Surpris, Killian suivit la direction qui donnait sur la cabine du Capitaine. La porte s'ouvrit et un homme couleur chocolat, battit comme un taureau, en sortit avec deux enfants dans chaque main. Ses yeux s'écarquillèrent d'effarement en reconnaissant Henry et Héloïse. Sa mâchoire se crispa de panique, de même que sa main qui fit grincer le cuir de son gant. Les hommes du Nautilus se mirent à rire, fier de la ruse de leur capitaine. Le brun s'avança d'un pas pour mieux observer les enfants. Malgré la peur sur leur visage et les yeux rougis, ils semblaient aller bien. Putain, quelle merde ! songea Jones.

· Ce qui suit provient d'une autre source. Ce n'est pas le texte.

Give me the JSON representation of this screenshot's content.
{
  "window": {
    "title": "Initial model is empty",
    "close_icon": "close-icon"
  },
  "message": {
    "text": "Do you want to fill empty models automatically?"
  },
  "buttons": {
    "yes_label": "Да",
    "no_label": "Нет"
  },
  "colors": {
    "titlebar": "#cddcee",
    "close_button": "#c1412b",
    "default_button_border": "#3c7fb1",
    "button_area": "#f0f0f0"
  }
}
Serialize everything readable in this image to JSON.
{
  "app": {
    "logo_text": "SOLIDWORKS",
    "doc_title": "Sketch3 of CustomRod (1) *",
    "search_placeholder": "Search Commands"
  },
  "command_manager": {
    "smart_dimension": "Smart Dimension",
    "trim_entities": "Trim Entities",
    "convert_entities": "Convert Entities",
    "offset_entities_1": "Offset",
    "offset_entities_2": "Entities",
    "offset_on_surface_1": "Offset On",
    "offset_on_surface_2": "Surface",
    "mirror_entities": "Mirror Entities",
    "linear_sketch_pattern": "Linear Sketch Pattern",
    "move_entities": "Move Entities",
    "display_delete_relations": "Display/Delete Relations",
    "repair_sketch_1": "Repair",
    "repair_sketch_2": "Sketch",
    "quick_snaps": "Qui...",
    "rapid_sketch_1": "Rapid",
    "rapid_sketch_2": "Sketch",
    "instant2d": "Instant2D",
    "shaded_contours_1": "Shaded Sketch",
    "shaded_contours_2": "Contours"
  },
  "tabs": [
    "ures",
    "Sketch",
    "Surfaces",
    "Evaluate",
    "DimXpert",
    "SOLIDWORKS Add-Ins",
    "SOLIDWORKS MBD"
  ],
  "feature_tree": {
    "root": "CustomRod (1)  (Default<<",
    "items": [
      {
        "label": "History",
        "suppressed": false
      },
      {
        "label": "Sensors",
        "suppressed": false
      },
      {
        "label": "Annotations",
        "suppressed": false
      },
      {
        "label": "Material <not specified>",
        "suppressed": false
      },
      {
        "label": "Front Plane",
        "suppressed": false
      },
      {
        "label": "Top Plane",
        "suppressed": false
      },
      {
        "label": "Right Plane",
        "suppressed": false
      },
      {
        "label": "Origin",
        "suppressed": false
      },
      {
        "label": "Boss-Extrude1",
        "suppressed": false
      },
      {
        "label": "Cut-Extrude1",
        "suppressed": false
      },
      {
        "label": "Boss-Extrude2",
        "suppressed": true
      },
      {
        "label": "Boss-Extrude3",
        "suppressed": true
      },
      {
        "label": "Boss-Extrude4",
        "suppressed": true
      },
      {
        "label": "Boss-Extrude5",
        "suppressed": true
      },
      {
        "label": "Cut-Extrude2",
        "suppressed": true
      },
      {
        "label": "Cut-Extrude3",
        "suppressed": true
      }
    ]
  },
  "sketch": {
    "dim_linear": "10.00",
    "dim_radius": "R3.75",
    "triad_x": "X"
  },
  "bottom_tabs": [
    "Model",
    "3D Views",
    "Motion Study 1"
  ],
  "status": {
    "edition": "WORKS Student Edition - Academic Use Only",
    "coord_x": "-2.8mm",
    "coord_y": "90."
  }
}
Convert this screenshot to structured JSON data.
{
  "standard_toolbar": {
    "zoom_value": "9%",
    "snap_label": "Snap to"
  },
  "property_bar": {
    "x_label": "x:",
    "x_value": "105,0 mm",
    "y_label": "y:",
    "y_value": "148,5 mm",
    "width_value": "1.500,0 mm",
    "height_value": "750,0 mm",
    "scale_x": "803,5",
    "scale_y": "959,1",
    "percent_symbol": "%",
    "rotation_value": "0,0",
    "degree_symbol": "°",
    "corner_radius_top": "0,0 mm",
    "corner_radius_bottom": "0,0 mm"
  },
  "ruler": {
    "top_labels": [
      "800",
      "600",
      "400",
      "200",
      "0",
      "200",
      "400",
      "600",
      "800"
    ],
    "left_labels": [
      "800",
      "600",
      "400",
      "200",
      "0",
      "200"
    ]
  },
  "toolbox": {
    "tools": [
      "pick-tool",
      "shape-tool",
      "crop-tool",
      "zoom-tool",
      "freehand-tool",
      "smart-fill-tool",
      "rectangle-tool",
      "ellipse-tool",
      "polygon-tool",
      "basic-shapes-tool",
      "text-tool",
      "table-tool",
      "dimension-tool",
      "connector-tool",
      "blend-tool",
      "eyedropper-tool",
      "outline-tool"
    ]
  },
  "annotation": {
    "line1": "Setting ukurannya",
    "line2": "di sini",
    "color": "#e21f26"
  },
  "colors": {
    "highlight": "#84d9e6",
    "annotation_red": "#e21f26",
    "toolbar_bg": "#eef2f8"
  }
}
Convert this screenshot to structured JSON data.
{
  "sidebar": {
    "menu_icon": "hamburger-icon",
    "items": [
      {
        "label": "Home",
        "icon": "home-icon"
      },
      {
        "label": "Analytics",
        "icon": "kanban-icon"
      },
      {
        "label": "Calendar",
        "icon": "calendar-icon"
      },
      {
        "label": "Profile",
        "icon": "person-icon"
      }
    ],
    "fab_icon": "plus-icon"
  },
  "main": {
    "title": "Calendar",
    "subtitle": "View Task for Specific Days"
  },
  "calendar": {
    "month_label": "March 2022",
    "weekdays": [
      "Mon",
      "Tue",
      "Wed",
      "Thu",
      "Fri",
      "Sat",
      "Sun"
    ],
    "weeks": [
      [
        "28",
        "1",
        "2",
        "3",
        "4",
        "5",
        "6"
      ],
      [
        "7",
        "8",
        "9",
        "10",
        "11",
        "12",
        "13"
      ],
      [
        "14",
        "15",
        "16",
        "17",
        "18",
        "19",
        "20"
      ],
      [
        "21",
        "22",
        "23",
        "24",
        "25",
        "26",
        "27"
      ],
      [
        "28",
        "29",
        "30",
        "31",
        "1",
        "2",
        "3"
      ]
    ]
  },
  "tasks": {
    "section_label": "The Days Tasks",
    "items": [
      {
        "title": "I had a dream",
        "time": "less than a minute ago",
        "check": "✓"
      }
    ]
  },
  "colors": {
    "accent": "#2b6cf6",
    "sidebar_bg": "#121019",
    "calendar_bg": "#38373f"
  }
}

— Alors voilà. Je vais me faire clément et te rendre ces deux pupilles contre les autres. Tu vas faire demi-tour et jouer aux pirates, ailleurs, ordonna le Capitaine au costume trois-pièces mauve.
Le plan n'avait pas été prévu pour cela, mais il fonctionnerait parfaitement bien, songea Killian. Ricanant, le Capitaine Jones observa son crochet, alors que son caractéristique sourire narquois réapparaissait.
— Sache, que je suis un gentleman, mon ami. Pirate, mais gentleman. Et que je ne suis pas venu les mains vides.
Toujours nonchalant, le Capitaine Jones se mit à siffloter un air. Deux matelots toujours sur son bateau apparurent, portant tous les deux les hanses d'une malle en bois. Grimpant sur les planches d'un air déterminé, ils rejoignirent leur Capitaine et déposèrent la caisse devant lui. Intrigué, le Capitaine Nemo s'approcha à son tour, son âme d'enfant le rattrapant. Les deux matelots ouvrirent la caisse sous l'œil curieux de tous les hommes. Nemo se pencha et ne put retenir son air surpris. Se redressant, il s'esclaffa de rire.
— Te voilà bien moderne et peu traditionnel, Camarade, pouffa le Capitaine en observant la malle remplie de billets.
— Cinq cent mille dollars, bien plus que ce que tu gagnes avec ce rat de Gold. Certainement, moins mérité ceci étant dit, puisque tu emmènes des enfants vers un avenir bien sombre. Peut-être bien plus que celui que l'on a eu.
— Que crois-tu pouvoir faire avec cet argent ? Le voilà sur mon bateau et j'ai toujours les enfants, chantonna le marin.
— Parce que je doute que te savoir aux ordres de Gold, te plaise.
— Si ce n'était pas le cas, je l'aurais déjà semé.
— Pas alors que Nassra se trouve dans son camp.
— Je serais curieux de savoir ce qui te fait dire ça.
— On a eu une taupe au camp.
— Et donc quoi ? Tu me payes pour acheter mon silence et me voir partir. Tu as toujours été un grand rêveur.
— Non. Vois cela comme une avance pour tes prochains services.
— Tu as sûrement abusé du rhum, se moqua Nemo.
— J'ai juste besoin de ton aide pour mettre à feu ce fichu camp. Et pourquoi pas le Couvent aussi.
— Et pourquoi je t'aiderai ? Parce que, comme tu l'as si bien dit, Nassra est là-bas. Et le moindre faux pas et je ne donne pas cher de son cou.
— Pour un trésor, pardi !
— Et quel trésor ?
— Terra Exitus, chuchoter le Capitaine Jones, d'un air suffisant, convaincu de son alliance avec son ennemi de jeu.